I asked what songs she would like, and mostly, she named songs she used to sing to me when I was a child. On the phone, we sang “Jesus Loves Me” and “You are My Sunshine” to each other in hushed, bedtime voices. Then my mother told me her final funeral request, which is Harry Chapin’s “All My Life’s a Circle.”
“That song always made me sad,” I said. I hadn’t thought of the song in over two decades, haven’t heard the melody since the days when I’d burst into tears and ask my mother to stop singing, but there it was, playing again like a sprung music box. Could I really be remembering it right?
“I know,” my mother said. “I never understood why.”
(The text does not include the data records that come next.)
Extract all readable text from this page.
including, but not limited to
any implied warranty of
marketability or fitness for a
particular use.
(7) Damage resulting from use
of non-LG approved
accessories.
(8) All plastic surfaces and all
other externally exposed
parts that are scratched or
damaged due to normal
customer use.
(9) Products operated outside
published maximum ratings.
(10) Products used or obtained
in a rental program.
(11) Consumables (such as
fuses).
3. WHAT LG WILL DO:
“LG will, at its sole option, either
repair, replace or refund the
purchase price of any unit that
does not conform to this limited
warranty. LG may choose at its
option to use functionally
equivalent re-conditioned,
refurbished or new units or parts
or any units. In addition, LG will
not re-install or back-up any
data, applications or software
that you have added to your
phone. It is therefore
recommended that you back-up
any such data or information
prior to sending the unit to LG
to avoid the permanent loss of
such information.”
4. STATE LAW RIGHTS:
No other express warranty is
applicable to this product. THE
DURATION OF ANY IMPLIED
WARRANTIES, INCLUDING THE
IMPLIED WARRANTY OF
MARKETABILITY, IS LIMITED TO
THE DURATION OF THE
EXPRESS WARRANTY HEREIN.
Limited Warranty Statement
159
And there it was in all its not-pared-down realness. Not beautiful and clean like shell plucked from the sand, but iron-linked to a period of pain so vivid I made myself forget its details. Because remembering the song meant remembering my yellow-walled bedroom in our duplex, and the nightlight that cast moving shadows over my face, and my mother sitting on the edge of my mattress to tuck me in after my father was gone, and the sense of dread that so characterized me as a toddler and made me unable to sleep for years. I remembered the fear that everyone I loved would be taken from me, remembered how I’d shut my eyes and imagine not existing, the whole world going dark, remembered how I tried with all my might to experience the nothingness of death, and when I found I could not imagine it, that it was too terrible to imagine, how I wished I’d never been born at all.
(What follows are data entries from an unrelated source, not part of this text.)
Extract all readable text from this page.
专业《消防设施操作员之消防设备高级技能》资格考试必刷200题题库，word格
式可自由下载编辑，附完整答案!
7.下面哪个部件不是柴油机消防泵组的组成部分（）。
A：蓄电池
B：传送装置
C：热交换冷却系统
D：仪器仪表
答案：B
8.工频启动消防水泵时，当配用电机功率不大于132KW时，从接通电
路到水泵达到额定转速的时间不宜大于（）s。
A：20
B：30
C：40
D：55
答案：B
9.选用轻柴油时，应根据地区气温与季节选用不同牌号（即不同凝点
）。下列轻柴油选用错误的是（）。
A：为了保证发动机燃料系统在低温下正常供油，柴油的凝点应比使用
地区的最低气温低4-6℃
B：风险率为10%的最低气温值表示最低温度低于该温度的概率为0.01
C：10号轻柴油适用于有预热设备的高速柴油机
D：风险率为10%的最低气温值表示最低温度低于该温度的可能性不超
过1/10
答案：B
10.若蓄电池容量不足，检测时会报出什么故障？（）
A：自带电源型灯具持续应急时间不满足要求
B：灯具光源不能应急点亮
Reader, I am pulling myself back to you now. I am not in the yellow-walled bedroom. I am breathing. I am taking in air. I am letting out air. My mother and father are still alive.
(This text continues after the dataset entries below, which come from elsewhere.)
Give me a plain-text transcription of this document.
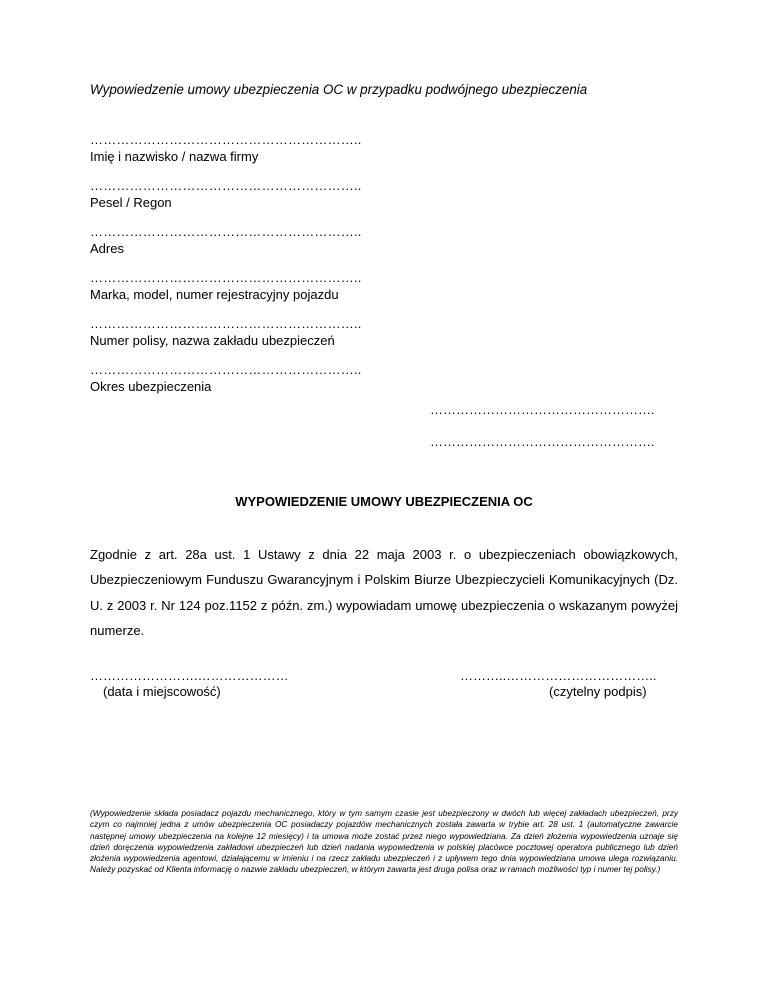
Wypowiedzenie umowy ubezpieczenia OC w przypadku podwójnego ubezpieczenia
……………………………………………………..
Imię i nazwisko / nazwa firmy
……………………………………………………..
Pesel / Regon
……………………………………………………..
Adres
……………………………………………………..
Marka, model, numer rejestracyjny pojazdu
……………………………………………………..
Numer polisy, nazwa zakładu ubezpieczeń
……………………………………………………..
Okres ubezpieczenia
…………………………………………….
…………………………………………….
WYPOWIEDZENIE UMOWY UBEZPIECZENIA OC
Zgodnie z art. 28a ust. 1 Ustawy z dnia 22 maja 2003 r. o ubezpieczeniach obowiązkowych, Ubezpieczeniowym Funduszu Gwarancyjnym i Polskim Biurze Ubezpieczycieli Komunikacyjnych (Dz. U. z 2003 r. Nr 124 poz.1152 z późn. zm.) wypowiadam umowę ubezpieczenia o wskazanym powyżej numerze.
…………………….…………………
(data i miejscowość)
………..……………………………..
(czytelny podpis)
(Wypowiedzenie składa posiadacz pojazdu mechanicznego, który w tym samym czasie jest ubezpieczony w dwóch lub więcej zakładach ubezpieczeń, przy czym co najmniej jedna z umów ubezpieczenia OC posiadaczy pojazdów mechanicznych została zawarta w trybie art. 28 ust. 1 (automatyczne zawarcie następnej umowy ubezpieczenia na kolejne 12 miesięcy) i ta umowa może zostać przez niego wypowiedziana. Za dzień złożenia wypowiedzenia uznaje się dzień doręczenia wypowiedzenia zakładowi ubezpieczeń lub dzień nadania wypowiedzenia w polskiej placówce pocztowej operatora publicznego lub dzień złożenia wypowiedzenia agentowi, działającemu w imieniu i na rzecz zakładu ubezpieczeń i z upływem tego dnia wypowiedziana umowa ulega rozwiązaniu. Należy pozyskać od Klienta informację o nazwie zakładu ubezpieczeń, w którym zawarta jest druga polisa oraz w ramach możliwości typ i numer tej polisy.)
The lyrics to “All My Life’s A Circle” aren’t, I learned, arbitrary to my response, and I take some comfort in that. Here’s a video, complete with lyrics. I remember now how I interpreted the metaphor of the circle, how it implied the delayed gratification of loving only with loss, and how it hinted, if you read it religiously, at a heaven I didn’t believe in, even at that young age. It meant that I would have to endure without before I would ever truly have. It meant that I could have nothing unchanged. In the context of my parents’ divorce, the song may simply have meant too much to parse out into anything but tears.
The tyranny of the here and now, come to think of it.
Tomorrow is Valentine’s Day, and I love my husband, and I want a child to whom I can sing a sad song. I want to breathe and stop holding my breath. Amy Benson writes these final lines in The Sparkling-Eyed Boy, when the endless summers of her book finally give way to a metaphorical autumn: “But not one single thing can refurl itself. Not a bud, not a fetus, not a firecracker, a sunrise, a wave, a volcano, a sentence. So here I am, unfurled, trying to be glad that seasons collapse in on themselves and living things die.”
I, too, want to want the unfurling, want to want the not taking back.
Here is what I know: it is winter in Ithaca. Afternoon. My husband is at work and will come home in a few hours. The sun is shining and makes a mirror of the snow. But I can’t see myself. The glare is too brilliant, reflecting the day.